In the thirty years since The Thin Blue Line and many other “postmodern” documentaries first began breaking down previously held boundaries between fiction and documentary, the pressures on truth and objectivity have only gotten stronger. As Erika Balsom writes: “We live in an age of ‘alternative facts,’ in which the intermingling of reality and fiction, so prized in a certain kind of documentary practice since the 1990s, appears odiously all around us.”5 Balsom further argues that the popularity of essay films “with their meditative, questioning voice-overs” is part of a current orthodoxy that maintains that reality is best accessed through artifice while confirming “a smug and safe position for maker and viewer alike, guarding both against being caught out as that most sorry of characters: the naïve credulist.”6 Linda Williams once viewed documentary’s turn toward reflexivity, artifice, and performativity as a response to technological change and a resistance to cynicism.7 Balsom, however, suggests that today these same strategies of artistic mediation that have become commonplace staples of documentary merely serve to reproduce and reinforce epistemological anxieties concerning an increasing indiscernibility between fact and fiction.8
In attempting to expose the “truth” about this story of deception, Gibney appears to want to provide an authoritative truth about Elizabeth Holmes while still acknowledging his inability to provide any definitive answers.

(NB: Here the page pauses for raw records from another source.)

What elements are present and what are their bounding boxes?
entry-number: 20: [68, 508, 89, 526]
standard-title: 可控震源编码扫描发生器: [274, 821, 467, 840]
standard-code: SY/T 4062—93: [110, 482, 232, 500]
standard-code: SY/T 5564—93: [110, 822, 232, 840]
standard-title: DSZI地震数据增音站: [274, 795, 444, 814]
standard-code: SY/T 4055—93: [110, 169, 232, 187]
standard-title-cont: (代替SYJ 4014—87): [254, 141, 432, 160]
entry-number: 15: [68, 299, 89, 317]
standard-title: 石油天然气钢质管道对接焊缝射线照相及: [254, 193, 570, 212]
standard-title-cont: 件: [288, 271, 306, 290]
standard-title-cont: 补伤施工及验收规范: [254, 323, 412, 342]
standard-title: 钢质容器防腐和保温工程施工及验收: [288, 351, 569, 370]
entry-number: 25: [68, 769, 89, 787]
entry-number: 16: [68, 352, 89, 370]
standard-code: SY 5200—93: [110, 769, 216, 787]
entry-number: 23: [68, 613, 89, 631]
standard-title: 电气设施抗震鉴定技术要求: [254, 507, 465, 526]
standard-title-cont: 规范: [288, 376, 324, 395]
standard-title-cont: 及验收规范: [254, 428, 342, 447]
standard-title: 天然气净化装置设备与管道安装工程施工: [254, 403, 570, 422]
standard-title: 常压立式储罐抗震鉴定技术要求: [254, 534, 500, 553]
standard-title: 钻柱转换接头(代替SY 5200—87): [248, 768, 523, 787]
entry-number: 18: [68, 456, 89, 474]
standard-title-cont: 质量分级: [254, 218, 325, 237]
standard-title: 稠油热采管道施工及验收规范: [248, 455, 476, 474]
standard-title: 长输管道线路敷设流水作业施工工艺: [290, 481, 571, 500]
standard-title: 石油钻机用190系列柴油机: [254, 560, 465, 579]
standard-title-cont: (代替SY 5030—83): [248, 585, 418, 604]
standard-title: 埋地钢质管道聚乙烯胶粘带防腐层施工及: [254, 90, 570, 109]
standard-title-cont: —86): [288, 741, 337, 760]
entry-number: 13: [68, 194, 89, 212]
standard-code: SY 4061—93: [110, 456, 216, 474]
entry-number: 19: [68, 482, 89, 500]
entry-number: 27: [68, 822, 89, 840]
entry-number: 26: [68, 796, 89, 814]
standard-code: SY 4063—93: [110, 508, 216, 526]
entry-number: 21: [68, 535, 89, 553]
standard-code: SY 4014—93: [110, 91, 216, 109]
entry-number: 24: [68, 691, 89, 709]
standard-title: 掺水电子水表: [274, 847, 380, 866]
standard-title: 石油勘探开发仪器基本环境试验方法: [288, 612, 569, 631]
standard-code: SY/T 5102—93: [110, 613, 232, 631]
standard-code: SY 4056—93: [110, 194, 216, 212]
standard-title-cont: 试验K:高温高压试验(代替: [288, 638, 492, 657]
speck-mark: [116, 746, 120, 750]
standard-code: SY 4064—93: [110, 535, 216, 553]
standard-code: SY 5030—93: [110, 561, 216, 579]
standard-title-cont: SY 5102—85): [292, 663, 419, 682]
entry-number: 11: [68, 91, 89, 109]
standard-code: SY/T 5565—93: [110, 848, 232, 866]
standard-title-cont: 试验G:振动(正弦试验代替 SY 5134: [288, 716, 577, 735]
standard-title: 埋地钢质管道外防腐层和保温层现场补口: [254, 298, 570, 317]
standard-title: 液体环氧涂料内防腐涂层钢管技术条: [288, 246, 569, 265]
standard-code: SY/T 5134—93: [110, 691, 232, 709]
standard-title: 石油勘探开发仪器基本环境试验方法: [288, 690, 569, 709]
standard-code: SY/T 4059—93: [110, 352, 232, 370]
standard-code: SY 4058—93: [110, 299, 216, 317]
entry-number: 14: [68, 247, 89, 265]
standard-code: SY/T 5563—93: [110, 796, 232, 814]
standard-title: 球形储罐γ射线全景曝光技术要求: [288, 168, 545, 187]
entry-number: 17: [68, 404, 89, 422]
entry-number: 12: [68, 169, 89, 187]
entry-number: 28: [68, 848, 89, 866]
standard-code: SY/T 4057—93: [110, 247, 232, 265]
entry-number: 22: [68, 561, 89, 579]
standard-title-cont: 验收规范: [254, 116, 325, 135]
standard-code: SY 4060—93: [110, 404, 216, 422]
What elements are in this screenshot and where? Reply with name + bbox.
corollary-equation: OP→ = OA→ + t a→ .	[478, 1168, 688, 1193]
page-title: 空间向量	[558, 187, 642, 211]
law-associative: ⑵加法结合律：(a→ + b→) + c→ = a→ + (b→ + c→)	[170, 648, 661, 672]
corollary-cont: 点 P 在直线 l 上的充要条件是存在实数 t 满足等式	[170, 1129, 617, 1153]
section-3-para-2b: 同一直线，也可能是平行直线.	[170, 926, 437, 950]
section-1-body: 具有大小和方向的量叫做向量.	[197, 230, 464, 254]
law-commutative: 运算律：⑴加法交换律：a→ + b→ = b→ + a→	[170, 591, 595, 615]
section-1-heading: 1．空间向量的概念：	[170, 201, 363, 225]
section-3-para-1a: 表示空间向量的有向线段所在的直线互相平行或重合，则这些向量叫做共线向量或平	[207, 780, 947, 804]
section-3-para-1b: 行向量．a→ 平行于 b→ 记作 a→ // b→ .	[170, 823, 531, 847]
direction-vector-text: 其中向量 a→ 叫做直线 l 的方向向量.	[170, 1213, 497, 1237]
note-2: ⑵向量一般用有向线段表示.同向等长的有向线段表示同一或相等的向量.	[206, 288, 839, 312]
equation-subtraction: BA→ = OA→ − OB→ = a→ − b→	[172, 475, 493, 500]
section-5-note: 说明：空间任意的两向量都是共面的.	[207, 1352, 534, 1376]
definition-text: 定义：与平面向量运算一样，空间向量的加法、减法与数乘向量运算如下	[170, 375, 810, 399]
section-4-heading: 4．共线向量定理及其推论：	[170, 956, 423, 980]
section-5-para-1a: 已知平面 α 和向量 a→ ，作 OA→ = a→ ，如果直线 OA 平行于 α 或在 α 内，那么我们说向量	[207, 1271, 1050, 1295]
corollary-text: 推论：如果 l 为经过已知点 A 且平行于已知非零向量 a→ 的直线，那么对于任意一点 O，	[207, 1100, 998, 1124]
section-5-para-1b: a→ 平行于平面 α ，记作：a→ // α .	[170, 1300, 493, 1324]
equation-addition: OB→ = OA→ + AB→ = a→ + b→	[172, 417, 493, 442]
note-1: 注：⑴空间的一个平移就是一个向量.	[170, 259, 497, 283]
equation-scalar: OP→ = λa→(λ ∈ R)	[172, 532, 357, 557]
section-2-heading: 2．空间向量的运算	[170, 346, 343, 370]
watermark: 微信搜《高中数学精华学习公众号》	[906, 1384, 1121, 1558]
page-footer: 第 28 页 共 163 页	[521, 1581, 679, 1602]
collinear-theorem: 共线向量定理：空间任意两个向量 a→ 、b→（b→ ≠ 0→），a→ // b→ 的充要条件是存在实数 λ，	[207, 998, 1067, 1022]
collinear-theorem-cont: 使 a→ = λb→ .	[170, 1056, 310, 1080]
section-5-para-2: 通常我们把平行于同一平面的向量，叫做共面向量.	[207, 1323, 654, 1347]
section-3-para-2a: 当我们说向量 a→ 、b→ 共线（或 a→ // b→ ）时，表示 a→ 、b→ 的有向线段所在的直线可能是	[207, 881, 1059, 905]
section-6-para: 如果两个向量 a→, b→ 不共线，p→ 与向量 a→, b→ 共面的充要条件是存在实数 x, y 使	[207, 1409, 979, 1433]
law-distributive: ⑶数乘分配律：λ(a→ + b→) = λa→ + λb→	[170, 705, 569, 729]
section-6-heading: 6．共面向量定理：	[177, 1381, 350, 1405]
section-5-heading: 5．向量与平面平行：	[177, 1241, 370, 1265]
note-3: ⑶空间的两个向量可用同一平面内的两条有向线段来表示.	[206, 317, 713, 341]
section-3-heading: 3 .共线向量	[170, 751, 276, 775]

This performative failure to access Holmes’s motivations is not the guarantee of humility and authenticity that Gibney wants it to be. Rather, it indicates Gibney’s failure to resist his masculinist framework while supporting his own unflappable desire to render judgment with smug satisfaction. While the story of Theranos has the potential to act as a truth serum to ward off magical fantasies about quick technological fixes for urgent and large-scale problems, from the pandemic to climate change, The Inventor is cynical about the power of story even as it capitalizes on a story too good to resist.
1. Paul Arthur, “Jargons of Authenticity (Three American Moments),” in Theorizing Documentary, ed. Michael Renov (New York: Routledge, 1993), 127. 2. Daniel A. Gross, “‘The World Is, of Course, Insane’: A Conversation with Errol Morris,” New Yorker, October 28, 2019, http://www.newyorker.com/culture/the-new-yorker-interview/the-world-is-of-course-insane-errol-morris-interview. 3. Gross, “‘The World Is, of Course, Insane,’” 2019. 4. Gross, “‘The World Is, of Course, Insane,’” 2019. 5. Erika Balsom, “The Reality-Based Community,” e-flux 83 (June 2017), http://www.e-flux.com/journal/83/142332/the-reality-based-community/. 6. Balsom, “The Reality-Based Community.” 7. Linda Williams, “Mirrors without Memories: Truth, History, and the New Documentary,” Film Quarterly 46, no. 3 (Spring 1993): 9–21. 8. Balsom, “The Reality-Based Community.”